Gold is ready for a technical correction

29 November 2023 248
Gold is ready for a technical correction

From a fundamental point of view, the direction of gold movement is often opposite to that of the U.S. dollar.

And the dollar trend in today's realities is dependent on the dynamics of inflation.


Christopher Waller, one of the Fed's most hawkish officials, said there is a good chance of returning inflation to the 2% target, suggesting policymakers may not need to raise rates again.

While these remarks do not fundamentally change expectations for the Fed's December meeting, Waller's comments in particular suggest that there is increasing support among officials for an extended policy pause amid signs of cooling economic activity, inflation, and the labor market.


Waller said on Tuesday at the American Enterprise Institute in Washington that he is increasingly confident that policy is now well positioned to slow the economy and bring inflation back to 2%.


He also added, referencing his last month’s remarks, when growth and inflation data were picking up rather than slowing down, that he is encouraged by the discoveries that have been made in the past few weeks and their potential outcome. Waller said since then data has moved in the right direction. He also outlined forecasts for the fourth quarter that predict a further cool down.

Policymakers voted unanimously to keep interest rates unchanged in a range between 5.25% and 5.5% for a second consecutive meeting earlier this month. Recent economic reports have confirmed Fed watchers’ assumptions that the central bank has finished raising rates and has increased expectations for the first rate cut.


The softer comments from the Federal Open Market Committee’s more hawkish members set the stage for another pause in December, while signaling that they remain focused on the economy’s development and the outlook for inflation.

The Fed will hold another meeting this year on December 12–13. The last time policymakers released economic and rate path projections, at their September meeting, most officials forecast that one more rate hike would be needed this year.
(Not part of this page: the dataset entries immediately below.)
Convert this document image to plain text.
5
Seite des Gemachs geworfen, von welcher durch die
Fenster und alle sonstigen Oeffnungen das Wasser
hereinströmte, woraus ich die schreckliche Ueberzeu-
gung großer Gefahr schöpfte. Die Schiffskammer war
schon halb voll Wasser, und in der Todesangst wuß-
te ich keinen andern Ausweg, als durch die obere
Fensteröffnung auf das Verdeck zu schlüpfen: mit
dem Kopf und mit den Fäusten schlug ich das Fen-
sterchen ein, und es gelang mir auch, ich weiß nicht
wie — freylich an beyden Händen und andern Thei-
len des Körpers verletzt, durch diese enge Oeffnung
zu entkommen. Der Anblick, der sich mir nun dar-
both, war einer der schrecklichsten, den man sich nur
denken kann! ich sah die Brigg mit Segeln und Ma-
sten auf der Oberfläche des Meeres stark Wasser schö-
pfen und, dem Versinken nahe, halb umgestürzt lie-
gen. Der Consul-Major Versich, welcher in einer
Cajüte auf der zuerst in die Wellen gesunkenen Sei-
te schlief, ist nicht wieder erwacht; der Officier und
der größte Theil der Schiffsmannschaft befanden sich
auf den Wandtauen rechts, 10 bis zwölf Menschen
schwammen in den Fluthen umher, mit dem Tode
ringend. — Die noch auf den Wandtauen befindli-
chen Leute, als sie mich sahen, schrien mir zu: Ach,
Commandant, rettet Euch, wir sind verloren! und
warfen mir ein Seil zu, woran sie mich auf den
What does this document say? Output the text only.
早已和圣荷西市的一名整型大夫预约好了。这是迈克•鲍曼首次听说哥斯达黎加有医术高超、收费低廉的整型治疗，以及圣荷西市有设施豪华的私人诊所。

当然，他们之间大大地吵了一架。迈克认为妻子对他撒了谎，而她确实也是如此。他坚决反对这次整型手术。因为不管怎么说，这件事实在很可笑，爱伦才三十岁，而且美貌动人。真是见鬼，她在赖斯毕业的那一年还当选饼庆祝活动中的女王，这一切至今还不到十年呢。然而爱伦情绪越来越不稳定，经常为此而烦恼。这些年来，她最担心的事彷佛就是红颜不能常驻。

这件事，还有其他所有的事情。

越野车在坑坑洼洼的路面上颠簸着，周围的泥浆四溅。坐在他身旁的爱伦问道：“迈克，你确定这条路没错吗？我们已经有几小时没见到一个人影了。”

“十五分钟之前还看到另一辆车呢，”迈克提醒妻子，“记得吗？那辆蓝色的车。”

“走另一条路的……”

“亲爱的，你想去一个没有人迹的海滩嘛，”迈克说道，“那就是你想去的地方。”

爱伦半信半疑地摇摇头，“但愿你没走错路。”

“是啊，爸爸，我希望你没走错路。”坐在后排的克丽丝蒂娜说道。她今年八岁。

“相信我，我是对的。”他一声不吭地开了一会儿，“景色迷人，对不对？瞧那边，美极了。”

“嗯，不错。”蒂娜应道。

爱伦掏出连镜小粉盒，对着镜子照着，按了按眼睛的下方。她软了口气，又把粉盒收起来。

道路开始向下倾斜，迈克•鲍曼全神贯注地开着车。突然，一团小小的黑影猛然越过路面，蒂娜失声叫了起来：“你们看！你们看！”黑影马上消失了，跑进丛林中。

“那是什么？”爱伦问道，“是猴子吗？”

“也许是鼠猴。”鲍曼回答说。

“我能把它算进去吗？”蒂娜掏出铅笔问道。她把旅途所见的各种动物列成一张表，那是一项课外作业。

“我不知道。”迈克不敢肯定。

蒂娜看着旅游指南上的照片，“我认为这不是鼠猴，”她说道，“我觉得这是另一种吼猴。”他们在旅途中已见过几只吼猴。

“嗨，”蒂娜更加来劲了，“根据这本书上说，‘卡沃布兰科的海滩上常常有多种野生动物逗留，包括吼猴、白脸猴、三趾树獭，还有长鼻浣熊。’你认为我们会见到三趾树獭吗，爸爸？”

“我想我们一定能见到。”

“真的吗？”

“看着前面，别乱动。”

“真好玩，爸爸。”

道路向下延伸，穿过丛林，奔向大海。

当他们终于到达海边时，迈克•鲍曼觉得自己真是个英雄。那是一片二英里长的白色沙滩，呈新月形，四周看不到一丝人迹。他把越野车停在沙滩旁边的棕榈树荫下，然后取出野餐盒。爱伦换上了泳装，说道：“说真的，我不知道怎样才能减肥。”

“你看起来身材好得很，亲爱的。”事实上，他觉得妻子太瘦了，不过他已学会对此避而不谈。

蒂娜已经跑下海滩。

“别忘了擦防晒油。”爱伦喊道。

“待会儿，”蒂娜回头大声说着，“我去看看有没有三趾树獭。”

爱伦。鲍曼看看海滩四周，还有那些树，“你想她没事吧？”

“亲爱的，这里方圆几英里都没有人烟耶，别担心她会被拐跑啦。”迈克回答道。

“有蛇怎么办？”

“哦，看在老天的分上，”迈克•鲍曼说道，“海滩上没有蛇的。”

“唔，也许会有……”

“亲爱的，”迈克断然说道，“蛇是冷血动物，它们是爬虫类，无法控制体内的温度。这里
That intention has not yet materialized and looks more unlikely.


Other voters on the committee, including Minneapolis President Neel Kashkari and Dallas Fed President Lorie Logan, have pointed this month to the high level of uncertainty, promising that incoming data would determine their decisions.

Chicago Fed President Austan Goolsbee said on Tuesday that this year’s slowdown in inflation has been the biggest in 71 years. New York Fed President John Williams, in a Bank for International Settlements publication released Tuesday, considered this decline quite encouraging.


Further direction of the Fed's monetary policy will be determined by incoming data.

This week, investors will be focused on the Fed's preferred gauge of core inflation, the Core Personal Consumption Expenditures price index.

The publication of October data is expected on Thursday.


If the index value actually turns out to be higher than the previous figure, it may cause a sharp correction in many symbols, including gold (GOLD).

Currently, GOLD technically looks overbought, and the targets of the correction are at the level of 2020.0.


The overall recommendation is to sell GOLD if the Core Personal Consumption Expenditures price index turns out to be higher than the previous figure.

The profit should be taken at the level of 2020.0. Loss at the level of 2060

This content is for informational purposes only and is not intended to be investing advice.